Les étudiants sont les grands absents du débat sur la charte. Curieux silence, de la part de ces carrés rouges qui se drapaient, l'an dernier, dans leur supériorité morale...

Non pas que les étudiants, en général, aient l'habitude de prendre position sur des enjeux de société; mais les carrés rouges ne proclamaient-ils pas, l'an dernier, le début d'un temps nouveau?

Où sont-ils aujourd'hui, alors que leurs camarades les plus vulnérables risquent d'être victimes d'une charte injuste qui fait fi de la liberté de conscience - et de la liberté tout court? Ne sont-ils pas censés représenter une génération nouvelle, produit des écoles multiculturelles et multiconfessionnelles?

Tant qu'à imiter la France (c'est le cas des partisans de la laïcité radicale), pourquoi ne pas l'imiter dans ses plus généreuses impulsions? Quand verrons-nous des étudiants montréalais défiler dans la rue en clamant «Touche pas à mon pote», l'inoubliable slogan qui a accompagné, en France, la naissance de SOS Racisme? 

Faudrait-il croire que nos carrés rouges, derrière leurs grandiloquents appels à la solidarité, ne luttaient au fond que pour leurs propres petits avantages pécuniaires?

Changement de sujet, mais on reste sur la charte.

Avec la prise de position de l'association qui regroupe les hôpitaux et les centres de services sociaux (l'AQESSS), la boucle est bouclée: partout où se trouve un nombre substantiel de travailleurs issus de l'immigration ou de minorités religieuses, on demande au gouvernement d'abandonner son intention d'interdire les signes religieux dans le secteur public.

Ce fut le cas de la Fédération qui regroupe les enseignants de la région montréalaise, des municipalités de la métropole, des universités qui reçoivent une clientèle multiculturelle... 

Jusqu'à présent, le seul syndicat qui se soit prononcé en faveur de l'interdiction est celui des professionnels du gouvernement. Un syndicat qui encourage l'employeur à stigmatiser certains de ses membres, et qui refuse à l'avance de les défendre contre l'abus de pouvoir? Vive la fraternité syndicale! 

L'ironie, c'est que le SPGQ compte une infime minorité de membres issus de minorités visibles, notre fonction publique étant aussi blanche que le pain Weston. 
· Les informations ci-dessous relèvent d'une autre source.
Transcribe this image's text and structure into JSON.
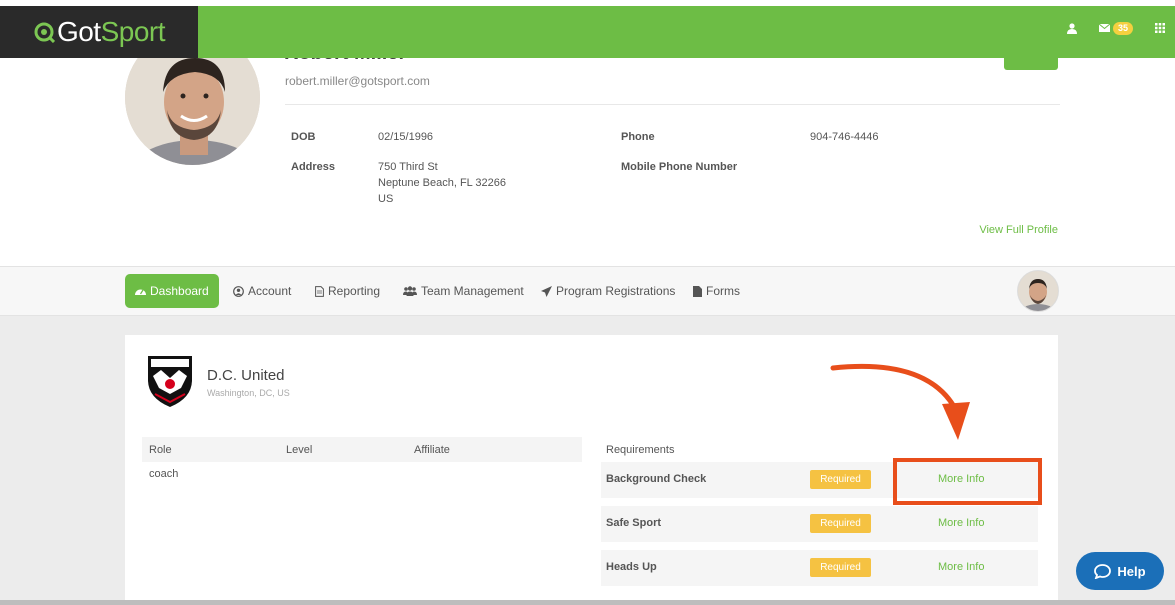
{
  "brand": {
    "part1": "Got",
    "part2": "Sport"
  },
  "topbar": {
    "mail_count": "35"
  },
  "profile": {
    "name": "Robert Miller",
    "email": "robert.miller@gotsport.com",
    "dob_label": "DOB",
    "dob": "02/15/1996",
    "address_label": "Address",
    "address_line1": "750 Third St",
    "address_line2": "Neptune Beach, FL 32266",
    "address_line3": "US",
    "phone_label": "Phone",
    "phone": "904-746-4446",
    "mobile_label": "Mobile Phone Number",
    "view_full": "View Full Profile"
  },
  "nav": {
    "items": [
      {
        "label": "Dashboard",
        "icon": "dashboard-icon"
      },
      {
        "label": "Account",
        "icon": "user-circle-icon"
      },
      {
        "label": "Reporting",
        "icon": "document-icon"
      },
      {
        "label": "Team Management",
        "icon": "users-icon"
      },
      {
        "label": "Program Registrations",
        "icon": "paper-plane-icon"
      },
      {
        "label": "Forms",
        "icon": "file-icon"
      }
    ]
  },
  "team": {
    "name": "D.C. United",
    "location": "Washington, DC, US"
  },
  "roles": {
    "headers": [
      "Role",
      "Level",
      "Affiliate"
    ],
    "rows": [
      {
        "role": "coach",
        "level": "",
        "affiliate": ""
      }
    ]
  },
  "requirements": {
    "header": "Requirements",
    "rows": [
      {
        "name": "Background Check",
        "status": "Required",
        "link": "More Info"
      },
      {
        "name": "Safe Sport",
        "status": "Required",
        "link": "More Info"
      },
      {
        "name": "Heads Up",
        "status": "Required",
        "link": "More Info"
      }
    ]
  },
  "help": {
    "label": "Help"
  },
  "colors": {
    "brand_green": "#6dbd45",
    "badge_yellow": "#f5c242",
    "annotation_orange": "#e84e1b",
    "help_blue": "#1b6fb8"
  }
}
On attend toujours la position officielle des grosses centrales, qui sont «en consultation»... elles avaient passé moins de temps à «consulter» quand il s'était agi de financer la fronde des carrés rouges!

Le sondage interne de l'AQESSS est clair: il n'y a pas de problèmes actuellement, c'est l'interdiction qui risque d'en créer. Comme le dit sa présidente, Diane Lavallée, cela nuira au recrutement et à la rétention du personnel. 

«Les employés qui portent des signes religieux sont très compétents et on ne veut pas être obligés de les congédier», dit-elle... ce que confirme cette autre donnée: 97% des cadres de l'AQESSS estiment que la présence de ces employés n'entraîne aucun problème avec la clientèle. 

Si la moitié des cadres, bons joueurs, sont favorables à l'établissement de balises concernant les accommodements religieux, 98% d'entre eux disent ne pas faire face à des problèmes  concernant les demandes d'accommodement! Cela, incidemment, correspond tout à fait à la conclusion des recherches qu'avait menées à ce sujet la commission Bouchard-Taylor.

Réplique aberrante du ministre de la Santé: les cadres de l'AEQSSS «sous-estiment les difficultés». Ah bon? Le ministre s'y connaît mieux que les gens qui sont sur le terrain? 

C'est comme le ministre Drainville qui, pour expliquer que le gouvernement n'ait fait aucune étude sur les «problèmes» créés par le port de signes religieux, dit que «les gens nous en parlent» ... On se moque du monde ou quoi?